Let $F$ be a field , $A$ $\in$ $M_{n\times n} $($F$) (the set of all $n\times n$ matrices over field $F$ ) and $W$ = { $ B \in M_{n\times n } (F)$ $|$ $AB = BA$ }. Suppose there exists a column vector $v \in F^n$ such that { $v$ , $Av$ , $A^2 v$ , ... , $A^{n - 1} v$ } is a basis for $F^n$
a) Prove that $I$ , $A$ , $A^2$ ,...., $A^{n-1}$ are linearly independent vectors contained in $W$
b) Prove that {$I$ , $A$ , $A^2$ ,...., $A^{n-1}$} is a basis of W
I used proof by contradiction to solve part a. But I'm stuck at part b.
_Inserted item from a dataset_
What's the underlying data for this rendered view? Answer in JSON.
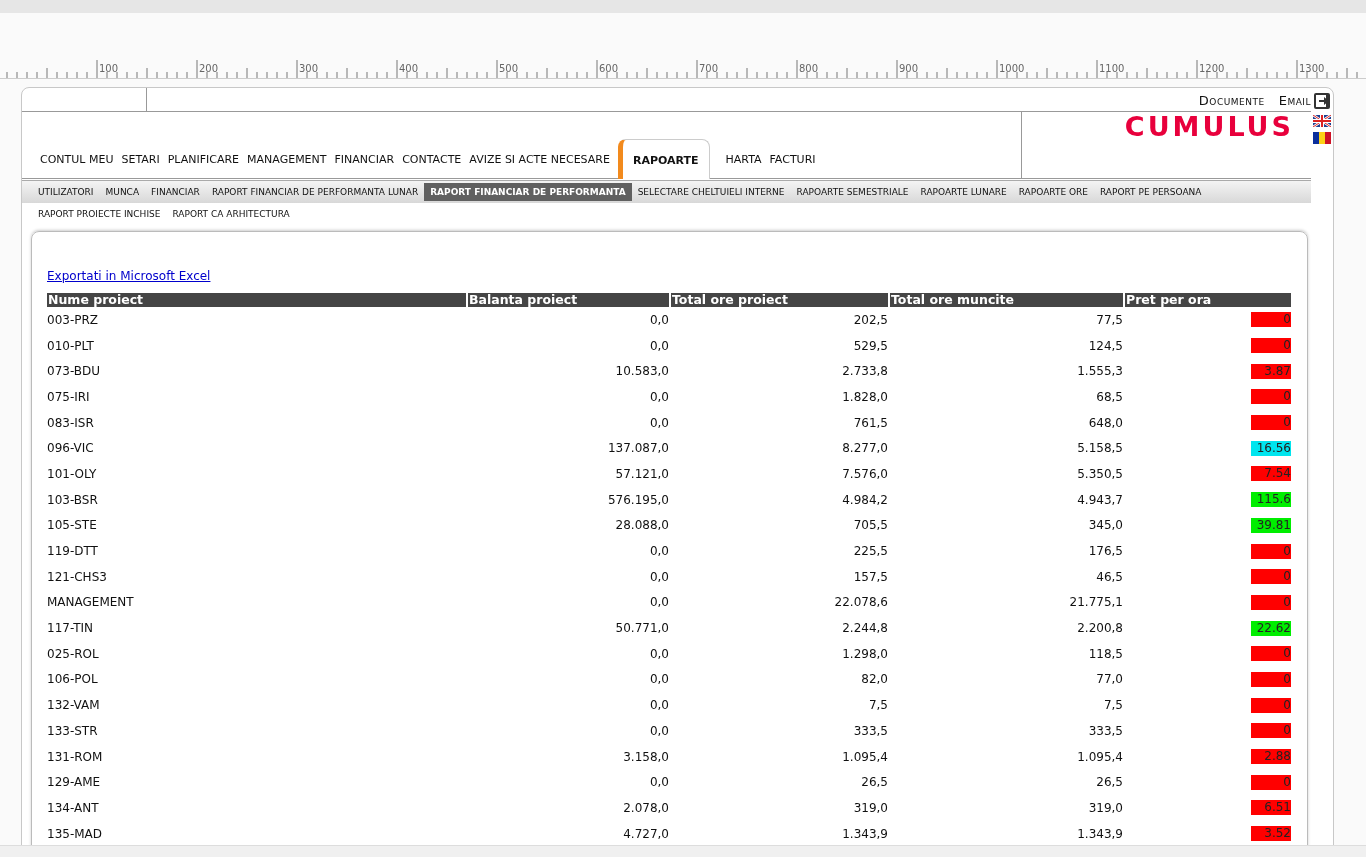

I know W is a subspace of $M_{n×n}(F)$. Also, since we already know the set {$I$ , $A$ , $A^2$ ,...., $A^{n-1}$} is linearly independent. I need to show that {$I$ , $A$ , $A^2$ ,...., $A^{n-1}$} spans W to prove that it is a basis. Its easy to prove that if $x \in$ span{$I$ , $A$ , $A^2$ ,...., $A^{n-1}$} then $x \in W$. But I am unable to prove the converse to complete the proof.
I have tried the following approach. Let $B \in W$
One can create the columns of B and solve the problem. Since { $v$ , $Av$ , $A^2 v$ , ... , $A^{n - 1} v$ } is a basis for $F^n$ , We know there exists linear combinations such that
$a_0v + a_1 A v + a_2 A^2 v + ... +a_{n-1} A^{n-1}v$ = $B e_1$ - (1st column of B)
$b_0v + b_1 A v + b_2 A^2 v + ... +b_{n-1} A^{n-1}v$ = $B e_2$ - (2nd column of B)
$c_0v + c_1 A v + c_2 A^2 v + ... +c_{n-1} A^{n-1}v$ = $B e_3$ - (3rd column of B)
so on... till n columns
where $e_i$ represents the $i$th the column of the identity Matrix
I am trying to create matrix B by [$Be_1$ $Be_2$ ... $Be_n$] and solve the problem. But I can't seem to be able to bring {$I$ , $A$ , $A^2$ ,...., $A^{n-1}$} out. Thank you for the help!
Since \begin{equation*}\tag{basis} v, Av, A^2 v, \dots , A^{n - 1} v \end{equation*} is a basis for $F^{n}$, any matrix is determined by its action on (basis).
Now let $B \in W$. Since $B$ commutes with $A$, we have $$B (A^{i} v) = A^{i} (B v),$$ that is, the action of $B$ on the whole (basis) is determined by its action on $v$ alone. The same clearly holds for any linear combination $C$ of powers of $A$, as such $C$ commute with $A$, and thus also lie in $W$.
So if \begin{equation*} B v = c_{0} v + c_{1} A v + \dots + c_{n-1} A^{n-1} v = (c_{0} I + c_{1} A + \dots + c_{n-1} A^{n-1}) v, \end{equation*} we have then \begin{equation*}\tag{equality} B = c_{0} I + c_{1} A + \dots + c_{n-1} A^{n-1}, \end{equation*} as LHS and RHS of (equality) agree on $v$, and both sides commute with $A$, so their action on $v$ alone determines them completely.